他对自己武力的认知,一直都很明确,够用就行。
反正,他这些好友一个比一个能打,打架的事也排不到他头上。
至于被灭口,若是看到情况不对,他可以提前找好友来捞人,到时候谁灭谁,可就说不好咯。
故而,有那练剑的时间,不如再多铸几支剑。
想到这里,江南春信先是一愣,随后把折扇往桌上一放,谴责道:
“话题又被你带偏了,所以,蔺兄你准不准备参加?”
“不一定,看是否有故人前往吧。”
论剑海的评剑会,确实是剑界一大盛事,蔺重阳虽然支持,却并不代表他一定会参加。
毕竟,若全是江湖新秀,他就算去了也没什么意思。
却见江南春信先上下打量了好友一番,随后微微叹息:
“也对,就以蔺兄你的资历,现在可算是老前辈了。
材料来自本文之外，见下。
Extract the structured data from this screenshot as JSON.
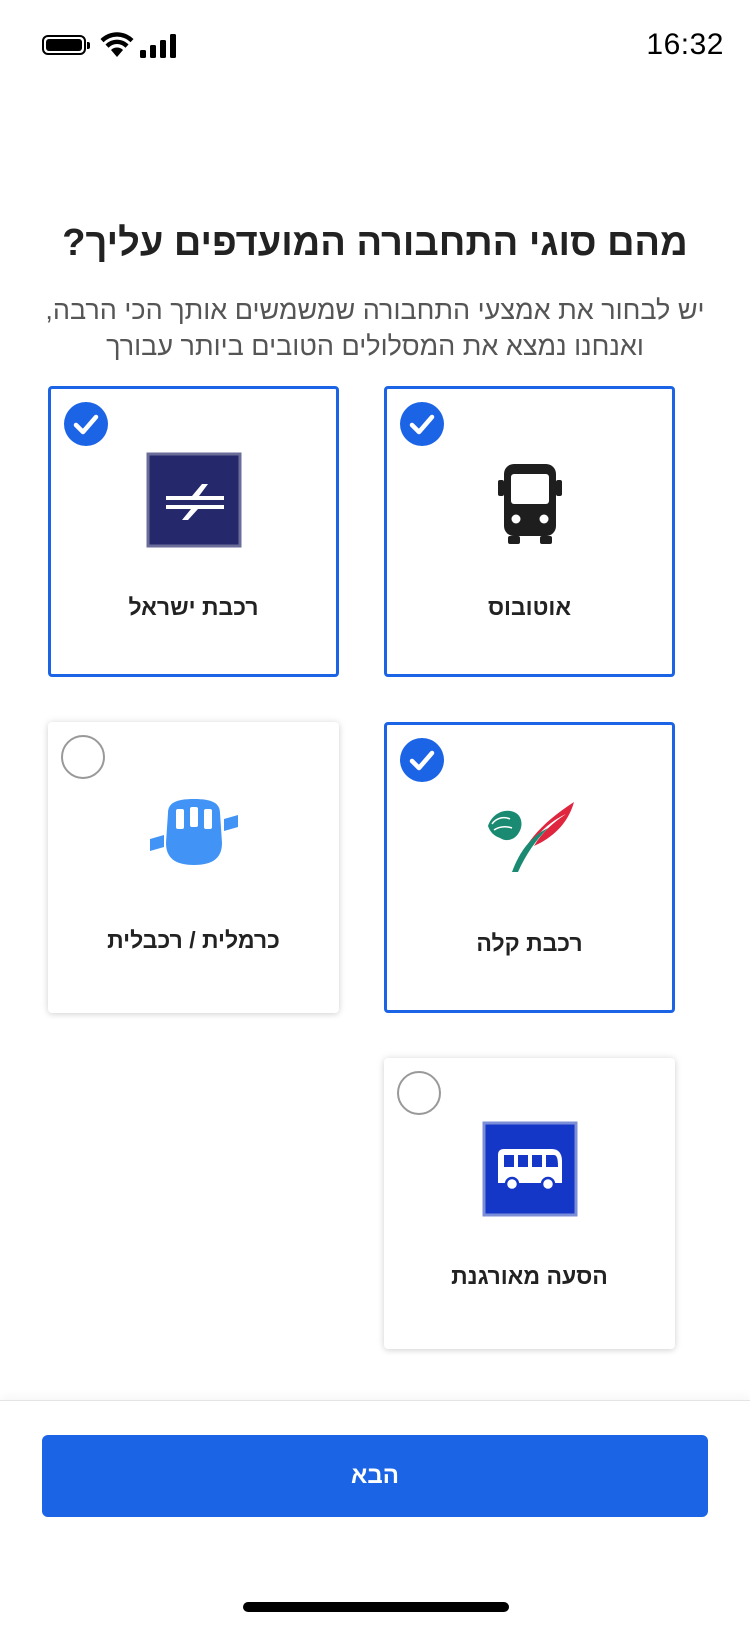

”
第547章 我才是东家;你会后悔的
老……前辈……
听到这个称呼,蔺重阳眉梢一挑:“若我没有记错,江南兄可要比我年长一些。”
“那又如何,我可是汤问梦泽当届首席,正儿八经的年轻一代,有凭证的那种。”
说着,只见江南春信拿起折扇,唰的一下将其打开,上面的「风度第一」,在此刻格外显眼。
“留级留到现在,若非多年情谊在前,山座怕是要赶人了。”
遥想两人相识之时,一人是就读于德风古道的普通儒生,一人是就读于汤问梦泽的当届首席。
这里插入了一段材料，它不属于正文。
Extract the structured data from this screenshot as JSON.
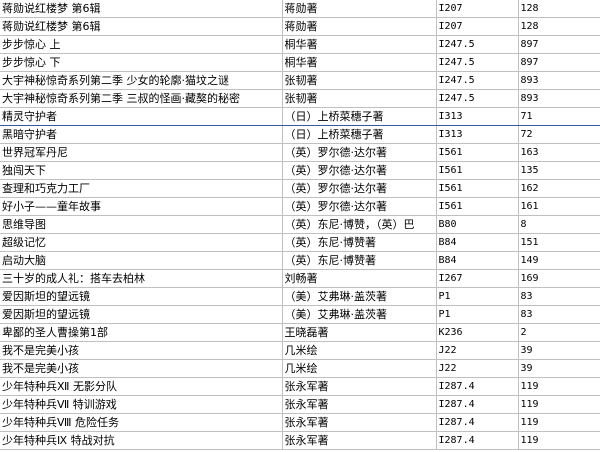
{
  "rows": [
    {
      "title": "蒋勋说红楼梦 第6辑",
      "author": "蒋勋著",
      "call_no": "I207",
      "num": "128"
    },
    {
      "title": "蒋勋说红楼梦 第6辑",
      "author": "蒋勋著",
      "call_no": "I207",
      "num": "128"
    },
    {
      "title": "步步惊心 上",
      "author": "桐华著",
      "call_no": "I247.5",
      "num": "897"
    },
    {
      "title": "步步惊心 下",
      "author": "桐华著",
      "call_no": "I247.5",
      "num": "897"
    },
    {
      "title": "大宇神秘惊奇系列第二季 少女的轮廓·猫坟之谜",
      "author": "张韧著",
      "call_no": "I247.5",
      "num": "893"
    },
    {
      "title": "大宇神秘惊奇系列第二季 三叔的怪画·藏獒的秘密",
      "author": "张韧著",
      "call_no": "I247.5",
      "num": "893"
    },
    {
      "title": "精灵守护者",
      "author": "（日）上桥菜穗子著",
      "call_no": "I313",
      "num": "71"
    },
    {
      "title": "黑暗守护者",
      "author": "（日）上桥菜穗子著",
      "call_no": "I313",
      "num": "72"
    },
    {
      "title": "世界冠军丹尼",
      "author": "（英）罗尔德·达尔著",
      "call_no": "I561",
      "num": "163"
    },
    {
      "title": "独闯天下",
      "author": "（英）罗尔德·达尔著",
      "call_no": "I561",
      "num": "135"
    },
    {
      "title": "查理和巧克力工厂",
      "author": "（英）罗尔德·达尔著",
      "call_no": "I561",
      "num": "162"
    },
    {
      "title": "好小子——童年故事",
      "author": "（英）罗尔德·达尔著",
      "call_no": "I561",
      "num": "161"
    },
    {
      "title": "思维导图",
      "author": "（英）东尼·博赞，（英）巴",
      "call_no": "B80",
      "num": "8"
    },
    {
      "title": "超级记忆",
      "author": "（英）东尼·博赞著",
      "call_no": "B84",
      "num": "151"
    },
    {
      "title": "启动大脑",
      "author": "（英）东尼·博赞著",
      "call_no": "B84",
      "num": "149"
    },
    {
      "title": "三十岁的成人礼：搭车去柏林",
      "author": "刘畅著",
      "call_no": "I267",
      "num": "169"
    },
    {
      "title": "爱因斯坦的望远镜",
      "author": "（美）艾弗琳·盖茨著",
      "call_no": "P1",
      "num": "83"
    },
    {
      "title": "爱因斯坦的望远镜",
      "author": "（美）艾弗琳·盖茨著",
      "call_no": "P1",
      "num": "83"
    },
    {
      "title": "卑鄙的圣人曹操第1部",
      "author": "王晓磊著",
      "call_no": "K236",
      "num": "2"
    },
    {
      "title": "我不是完美小孩",
      "author": "几米绘",
      "call_no": "J22",
      "num": "39"
    },
    {
      "title": "我不是完美小孩",
      "author": "几米绘",
      "call_no": "J22",
      "num": "39"
    },
    {
      "title": "少年特种兵Ⅻ 无影分队",
      "author": "张永军著",
      "call_no": "I287.4",
      "num": "119"
    },
    {
      "title": "少年特种兵Ⅶ 特训游戏",
      "author": "张永军著",
      "call_no": "I287.4",
      "num": "119"
    },
    {
      "title": "少年特种兵Ⅷ 危险任务",
      "author": "张永军著",
      "call_no": "I287.4",
      "num": "119"
    },
    {
      "title": "少年特种兵Ⅸ 特战对抗",
      "author": "张永军著",
      "call_no": "I287.4",
      "num": "119"
    }
  ]
}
这么多年下来,蔺重阳不仅继任主事,甚至早些年时,便在计划着卸任;而江南春信依旧是汤问梦泽当届首席,哪怕这个首席只是挂名,依旧非常离谱。
不过话说回来,迄今为止,除了当年自无灭灵界抱养的幽明瞳朦之外,汤问梦泽还没有特别能拿得出手的学生。
蔺重阳记忆中的那些人,如今尚未出生,更遑论前往汤问梦泽求学。
江南春信反驳道:“那我不管,就算是让别人来看,也是我更年轻。”
想让他当前辈,当年便不可能,现在自是更不可能了。
只见蔺重阳叹了口气,眉间浮现一抹愁绪,语中带有感慨,以及几分萧瑟:
“唉,这么多年,一转眼就过去了,不服老不行啊。”
再加上发丝中那两缕雪白,一股沧桑之感自他身上浮现,好似在叙述着岁月的流逝。
看到他这个样子,江南春信心中一咯噔,赶忙出言道:
“蔺兄你别想不开啊,我开玩笑的。”
身为铸匠,江南春信也送走不少故人,仓库中不少仿品,如今都成了古董,再无人去问津。
哪怕很多人其实并不出名,但他们使用的,终归是由他亲手打出来的兵刃。
在某些方面,他对好友的情感,是能做到感同身受的,这些年下来,儒门的牺牲其实很大,其中不仅有好友的前辈,更有他的后辈。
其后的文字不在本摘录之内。